Once you’ve confirmed your dog is in heat and chose the male you wish to pair it with you’ll need to ensure you follow a few basic rules to improve your chances of a successful breeding:
Both bitch and stud should be bathed thoroughly before mating
The hair around the genitalia should be trimmed to allow a clear entry without obstructions
The stud shouldn’t be fed as it will most likely vomit after mating
Find a quiet and distraction-free environment where the dogs can’t be startled
Be present during the mating process but remain calm as dogs instinctively know how to go about breeding
Allow up to a few hours for the entire mating process and only step in to help the dogs if one of them seem to be struggling
Remember not to separate the dogs as they may hurt themselves
So your pet has successfully gone through the mating process and you’re now gearing up for the big day when you’ll meet the puppies. Depending on the breed and age of the mother, you can expect to welcome one to twelve puppies!
Dogs will bear their litters approximately 58-68 days (with an average of 63 days) so you’ll have a couple of months to prepare for whelping. During this time it is essential that you closely monitor your pregnant dog: observe its behaviour, physical state and keep in touch with the vet who will assist you during regular checkups. Your pet should continue to get daily exercise but remember a pregnant bitch will need to eat more than usual in order to support the unborn puppies and their development. Consult with your vet in regards to any specific diet for your expecting pet.

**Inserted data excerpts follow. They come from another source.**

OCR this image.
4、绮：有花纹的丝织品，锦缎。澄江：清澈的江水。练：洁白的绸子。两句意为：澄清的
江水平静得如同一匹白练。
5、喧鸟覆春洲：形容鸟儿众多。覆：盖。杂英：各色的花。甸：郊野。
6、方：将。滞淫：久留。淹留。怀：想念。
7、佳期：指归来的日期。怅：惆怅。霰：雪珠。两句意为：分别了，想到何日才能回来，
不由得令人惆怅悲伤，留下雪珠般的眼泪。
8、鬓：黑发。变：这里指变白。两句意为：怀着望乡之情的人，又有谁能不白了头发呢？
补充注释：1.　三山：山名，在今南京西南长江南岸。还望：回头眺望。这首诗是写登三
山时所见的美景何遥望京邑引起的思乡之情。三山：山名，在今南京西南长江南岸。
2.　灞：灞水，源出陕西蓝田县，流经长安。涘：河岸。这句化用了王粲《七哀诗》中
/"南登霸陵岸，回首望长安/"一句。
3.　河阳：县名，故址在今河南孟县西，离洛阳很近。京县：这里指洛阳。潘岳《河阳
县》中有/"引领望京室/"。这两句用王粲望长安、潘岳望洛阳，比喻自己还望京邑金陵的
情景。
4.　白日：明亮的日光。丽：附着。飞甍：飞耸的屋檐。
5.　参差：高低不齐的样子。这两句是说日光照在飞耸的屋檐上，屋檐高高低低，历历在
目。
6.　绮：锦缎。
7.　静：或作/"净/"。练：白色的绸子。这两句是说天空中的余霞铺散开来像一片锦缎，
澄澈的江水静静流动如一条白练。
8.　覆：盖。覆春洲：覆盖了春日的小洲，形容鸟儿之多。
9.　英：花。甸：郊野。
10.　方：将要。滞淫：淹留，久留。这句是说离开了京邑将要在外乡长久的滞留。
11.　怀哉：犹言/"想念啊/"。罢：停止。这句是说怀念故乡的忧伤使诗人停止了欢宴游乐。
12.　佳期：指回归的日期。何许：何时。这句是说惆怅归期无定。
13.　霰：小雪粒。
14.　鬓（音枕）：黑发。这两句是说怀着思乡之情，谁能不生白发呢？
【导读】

Begin to prepare the whelping space: this should be quiet and warm but also private where there is no “traffic” of family members walking through nor chances of other animals getting to it. You’ll want to have a large whelping box and begin to have your dog inspecting it so that it can get used to it and feel safe in it on day of delivery.
Do some research and get the advice of the vet and other experienced breeders on how to deal with any emergency on the day: no matter how prepared you are, things don’t always go as planned so it is essential that you have a backup plan for any unexpected event.
When the big day arrives, you’ll want to be ready to contact the vet should anything go wrong with either your dog or the newborn puppies. Otherwise, stay calm and be there for your dog if you see it is struggling or showing signs of extreme distress.